Сталкер прикрыл пистолет полой пиджака и подошёл к Грише.
— Пошли? — очень спокойно спросил он. — А этот фильм я всё равно закончу!
— Псих, — одними губами прошептал Гриша.
13
Август клонился к осени. В городе это было не слишком заметно, зато далеко за городом её приближение ощущалось совершенно отчётливо. Над землёй, над затуманенными сырыми покосами, над лесом, местами уже заляпанным желтоватым цветом, — везде был разлит тот особенный, сюрреалистический запах, который именуется осенним.
Солнце, в свою очередь, клонилось к закату. Подобно потерпевшему аварию метеозонду, оно падало за кособокий холм, и становилось прохладно. Впрочем, до деревни с весьма романтическим названием «Гниловка» оставалось рукой подать.
По заросшему жёсткой и низкорослой травой просёлку, ведущем от своротки на тракте до Гниловки, шли двое — молодой человек неопределённого возраста, в латаном пиджаке и с доисторическим чемоданом, и светловолосая девушка в стройотрядовской «целинке». Шли уже долго. Последний из подвозивших их водителей сообщил, что до деревни, наверное, километров пятнадцать, хотя точно не знает, сам там ни разу не был, да и вообще — туда уже лет двести никто не ездит. Вот и отлично. Если ещё столько же ездить не будут, они с Никой не очень расстроятся.
«Кто лишён инстинкта самолюбования, пусть первым бросит в меня камень», — размышлял по пути Сталкер. — «Любим мы себе нравиться! И, всё-таки, ловко я Гришу „сделал“! Я бы в гангстеры пошёл, пусть меня научат!.. А он — просто трус. „Пушку“ увидел и чуть не обкакался. Я бы на его месте… да что уж греха таить — наверное, тоже бы».

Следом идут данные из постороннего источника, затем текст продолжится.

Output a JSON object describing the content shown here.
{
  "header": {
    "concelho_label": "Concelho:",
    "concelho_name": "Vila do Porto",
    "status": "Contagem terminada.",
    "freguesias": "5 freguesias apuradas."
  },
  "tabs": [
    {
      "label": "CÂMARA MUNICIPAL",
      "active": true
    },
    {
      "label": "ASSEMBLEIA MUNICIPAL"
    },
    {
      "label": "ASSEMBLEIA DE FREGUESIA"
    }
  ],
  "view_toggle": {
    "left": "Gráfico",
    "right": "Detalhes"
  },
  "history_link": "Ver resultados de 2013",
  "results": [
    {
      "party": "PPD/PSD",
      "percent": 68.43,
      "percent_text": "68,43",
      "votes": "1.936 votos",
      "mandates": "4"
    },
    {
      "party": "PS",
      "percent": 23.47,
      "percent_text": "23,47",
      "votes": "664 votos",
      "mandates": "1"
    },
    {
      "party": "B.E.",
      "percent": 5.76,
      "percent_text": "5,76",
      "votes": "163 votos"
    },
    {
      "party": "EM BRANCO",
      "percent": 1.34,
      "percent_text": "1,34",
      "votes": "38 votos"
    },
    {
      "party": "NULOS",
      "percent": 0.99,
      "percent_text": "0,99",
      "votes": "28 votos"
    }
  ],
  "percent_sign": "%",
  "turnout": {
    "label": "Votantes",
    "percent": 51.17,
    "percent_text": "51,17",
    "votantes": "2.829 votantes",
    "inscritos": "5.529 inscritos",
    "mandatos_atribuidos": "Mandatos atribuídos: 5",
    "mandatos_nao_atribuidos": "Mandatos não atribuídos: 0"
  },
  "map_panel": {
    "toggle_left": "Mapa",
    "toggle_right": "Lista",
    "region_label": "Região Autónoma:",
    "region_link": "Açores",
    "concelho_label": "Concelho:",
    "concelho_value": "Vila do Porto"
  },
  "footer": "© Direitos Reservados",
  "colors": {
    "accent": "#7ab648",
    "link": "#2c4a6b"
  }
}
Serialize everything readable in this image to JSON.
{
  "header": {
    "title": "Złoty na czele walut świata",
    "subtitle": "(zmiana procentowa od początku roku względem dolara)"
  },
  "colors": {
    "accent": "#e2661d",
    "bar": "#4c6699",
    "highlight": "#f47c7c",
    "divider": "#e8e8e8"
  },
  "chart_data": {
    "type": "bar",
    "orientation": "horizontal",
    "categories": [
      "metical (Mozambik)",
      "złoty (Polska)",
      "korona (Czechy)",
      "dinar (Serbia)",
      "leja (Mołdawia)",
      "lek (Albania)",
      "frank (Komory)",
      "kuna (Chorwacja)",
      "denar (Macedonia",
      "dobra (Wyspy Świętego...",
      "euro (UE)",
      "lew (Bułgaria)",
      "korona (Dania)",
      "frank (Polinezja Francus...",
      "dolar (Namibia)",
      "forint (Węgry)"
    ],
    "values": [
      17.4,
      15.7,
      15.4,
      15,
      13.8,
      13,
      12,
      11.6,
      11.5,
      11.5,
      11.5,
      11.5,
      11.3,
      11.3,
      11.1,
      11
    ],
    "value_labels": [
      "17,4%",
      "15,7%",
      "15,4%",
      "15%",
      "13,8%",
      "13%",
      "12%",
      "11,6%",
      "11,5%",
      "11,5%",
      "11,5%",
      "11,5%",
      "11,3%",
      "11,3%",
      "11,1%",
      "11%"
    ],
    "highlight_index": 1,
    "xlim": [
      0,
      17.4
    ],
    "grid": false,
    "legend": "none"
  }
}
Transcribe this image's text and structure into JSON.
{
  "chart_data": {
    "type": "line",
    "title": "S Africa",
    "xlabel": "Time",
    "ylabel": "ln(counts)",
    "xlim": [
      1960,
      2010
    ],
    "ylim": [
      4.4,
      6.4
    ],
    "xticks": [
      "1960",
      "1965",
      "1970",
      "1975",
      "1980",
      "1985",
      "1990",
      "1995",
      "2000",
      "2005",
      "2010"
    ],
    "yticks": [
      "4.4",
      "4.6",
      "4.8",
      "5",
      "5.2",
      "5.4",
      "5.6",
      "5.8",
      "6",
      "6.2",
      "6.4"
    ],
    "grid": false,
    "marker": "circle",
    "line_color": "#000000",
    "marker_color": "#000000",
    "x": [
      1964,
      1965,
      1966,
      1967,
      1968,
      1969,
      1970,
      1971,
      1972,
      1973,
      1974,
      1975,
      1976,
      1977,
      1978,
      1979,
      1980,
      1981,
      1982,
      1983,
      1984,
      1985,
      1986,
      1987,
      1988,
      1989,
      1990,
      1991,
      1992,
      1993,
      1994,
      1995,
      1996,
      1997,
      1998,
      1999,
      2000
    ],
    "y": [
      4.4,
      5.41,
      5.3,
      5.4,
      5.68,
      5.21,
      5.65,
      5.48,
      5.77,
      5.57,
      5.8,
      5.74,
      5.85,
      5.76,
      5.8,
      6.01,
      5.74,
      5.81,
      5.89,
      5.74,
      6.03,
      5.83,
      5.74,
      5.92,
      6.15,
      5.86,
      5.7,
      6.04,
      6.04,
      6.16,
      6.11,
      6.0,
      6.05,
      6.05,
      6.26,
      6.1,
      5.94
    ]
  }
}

Перед отъездом забалдевший от собственной крутизны Сталкер успел, помимо Гриши, сделать ещё два дела. Во-первых, заехал к Лёвке, вручил тому от Фединого имени стольник (поступок, подиктованный вовсе не благородством, а практичностью и послуживший началом переговоров), после чего за смешную сумму сторговал у Лёвки подержанную «Соньку» формата «видео-восемь». Конечно, не «Бэтакам», не «Супер-Вэ-Ха-Эс», но раз снимает — значит, камера. На безрыбье и сам раком станешь. За неимением горничной будем иметь дворника. Лучше синица в руке, чем утка под кроватью… Да уж, много у нашего народа поговорок на эту тему!